Di Duga Pembayaran (ADV) Adventorial di Humas Setda OKU Tidak transparan

indopersnews.com_OKU. Sebelumnya, puluhan awak media insan pers atau wartawan cetak maupun online yang bekerja sama dengan Sub Bagian Humas Setda Pemerintah daerah (Pemda) Kabupaten OKU merasa resah.

Pasalnya, uang untuk pembayaran liputan khusus atau berita bayar kegiatan Bupati OKU yang dimuat dalam bentuk Adventorial di tahun 2020. Hingga saat ini pun, meski telah tutup anggaran tahun ada sebagian belum juga dibayar oleh pihak Humas Setda OKU. 

Dengan alasan yang dianggap kurang masuk akal, pihak Humas Setda OKU pernah menyampaikan jika uang yang dianggarkan di tahun 2020 tidak cukup dan telah habis terpakai. Namun pihaknya akan berupaya tetap membayar, meskipun entah dan tidak menyebutkan dengan jelas uang dari mana yang akan gunakan untuk membayar. 

Karena merasa ada kejanggalan, akhirnya beberapa rekan media pun mencoba menelusuri hasil pembayaran uang yang dikeluarkan oleh pihak Humas Setda OKU dengan mendatangi BPKAD OKU.

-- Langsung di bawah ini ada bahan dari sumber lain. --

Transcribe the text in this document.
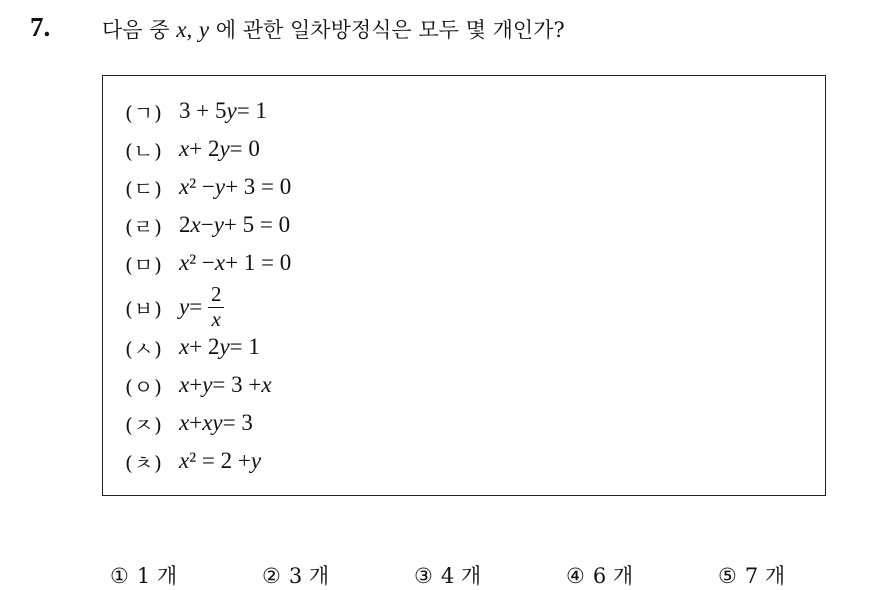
7. 다음 중 x, y 에 관한 일차방정식은 모두 몇 개인가?
(ㄱ) 3 + 5 y = 1
(ㄴ) x + 2 y = 0
(ㄷ) x ² − y + 3 = 0
(ㄹ) 2 x − y + 5 = 0
(ㅁ) x ² − x + 1 = 0
(ㅂ) $y = \frac{2}{x}$
(ㅅ) x + 2 y = 1
(ㅇ) x + y = 3 + x
(ㅈ) x + x y = 3
(ㅊ) x ² = 2 + y
① 1 개	② 3 개	③ 4 개	④ 6 개	⑤ 7 개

Meskipun sempat melalui proses alot yang cukup serius. Akhirnya, tepatnya Jum’at tanggal 08 Januari 2021, pihak BPKAD OKU bersedia mengeluarkan data daftar koran pembayaran Advertorial dan langganan koran tahun 2020 lengkap beserta bukti Surat Perintah Pencarian Dana (SP2D). Yang diajukan oleh bagian protokol dan komunikasi pimpinan Setda OKU, ditanda tangani oleh Kabag Humas Setda OKU Feri Iswan dan Kasubag Humas Edward selaku PPTK.

Melalui data yang didapat dari BPKAD OKU, selain diketahui berapa jumlah media yang telah dibayar berikut daftar harga yang bervariasi, diantaranya ada yang menonjol.

Pasalnya ditemukan ada beberapa media yang setiap pencarian, baik itu tagihan pembayaran kerja sama bulanan yang nilainya cukup menggiurkan mencapai jutaan rupiah atau pun pembayaran Adventorialnya dengan nilai cukup fantastis, berkisar puluhan juta rupiah dengan menggunakan satu nomor rekening Bank perusahaan badan hukum (diduga milik media lain, red).

Dalam arti, nomor rekening bank perusahaan badan hukum yang digunakan beberapa media tersebut berbeda dari badan hukum media itu sendiri, KOK BISA YA ?.Padahal, untuk bisa bekerja sama dengan Humas Setda OKU maka wartawan atau petugas media harus menyiapkan dan melengkapi beberapa syarat akurat yang dikeluarkan oleh Humas Setda OKU sendiri.

Diantaranya, satu media harus berbadan hukum satu, yaitu PT. Khusus. Selain itu, berhubungan dengan sistem pembayaran non tunai. Maka setiap pencarian tagihan diatas Rp.1 juta harus menggunakan satu nomor rekening perusahaan milik badan hukum media itu sendiri, bukan rekening pribadi ataupun milik media perusahaan lain.Untuk mencari jawaban kebenaran serta menghindari adanya indikasi Mark Up harga yang diduga sengaja dilakukan oleh oknum pihak Humas Setda OKU dengan si penerima dana.

Maka, wartawan media ini mencoba mengkonfirmasi dengan mendatangi ruangan Bagian Protokol dan Komunikasi Pimpinan Setda OKU, pada Senin (11/01/21), namun Feri Iswan Kabag Humas Setda OKU tidak berada ditempat.Subrians.